Sandy Smith June 26, 2012
Important role ... not all belly fat is bad fat, study finds.
Can't fasten your jeans? Is your muffin top alerting the world to your flabby tummy? Don't worry, belly fat might look unsightly but scientists have discovered your spare tyre isn't all bad news.
A new study by researchers at Loyola University Chicago has shown that a particular kind of stomach fat previously thought to serve little purpose, may in fact play an important role in regulating the immune system. Researchers believe it could lead to new drugs being developed for organ transplant patients and patients with auto-immune diseases such as lupus and Crohn's disease.

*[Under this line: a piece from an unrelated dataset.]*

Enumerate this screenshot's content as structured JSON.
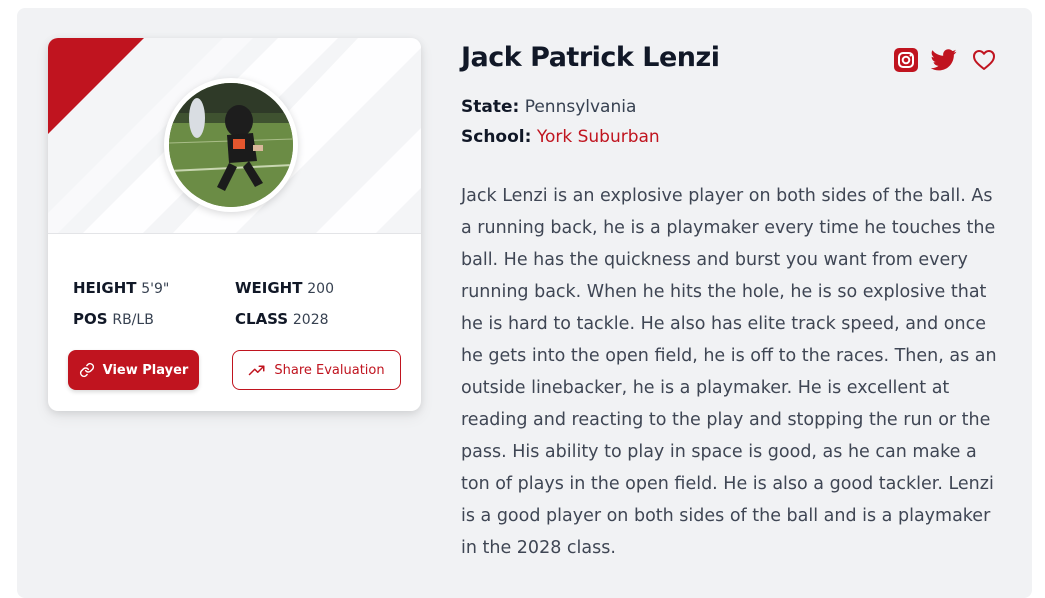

The stomach fat identified by the researchers is the omentum, a sheet of fatty tissue attached to the stomach that hangs down in front of the intestines, providing a protective cushion. The omentum is one of the main fat-storage depots in the body and thickens as fat accumulates there, expanding the skin depending on how much fat is being carried. "It is shaped like an apron and can stretch like pizza dough," explained Makio Iwashima, an associate professor in the university's Department of Microbiology and Immunology, one of the scientists behind the discovery. "Although its physiological function was not clearly understood, doctors have known for many years that attaching omentum to damaged organs helped the tissue to heal — a procedure known as 'omentum transposition'" he said.
In the latest research, Iwashima and his team demonstrated using a mouse model, that omentum contains three types of cells that play critical roles in tissue healing: adult stem cells, cells that reduce acute inflammation, and cells that prevent unnecessary immune responses. "We now have evidence that the omentum is not just fat sitting in the belly," said Iwashima. "Based on these data, we propose that the major function of omentum is to recruit and expand cells that specialize in tissue healing and regeneration," he said ."We think our findings will help the development of effective methods to promote tissue healing and reduce unwanted immune responses that cause autoimmune disorders or rejection of transplanted organs." It is hoped in the future new drugs can be developed with fewer side effects than the immune-suppressing drugs that are currently available.
Of course if you are carrying more belly fat than you desire or is good for you then a healthy diet and exercise is recommended. According to the Australian government's Measure Up campaign, "people often don't realise the impact that excess weight around the waist can have on their overall health and wellbeing."
"A high waist measurement can mean an increased risk of lifestyle related chronic diseases. A waist measurement of greater than 94cm for men or 80cm for women is an indicator of internal fat deposits, which can coat the heart, kidneys, liver and pancreas, and increase the risk of chronic disease."
The national Measure Up campaign provides easy to follow tips and guidelines to help individuals decrease risk of chronic disease by reducing their waist measurement.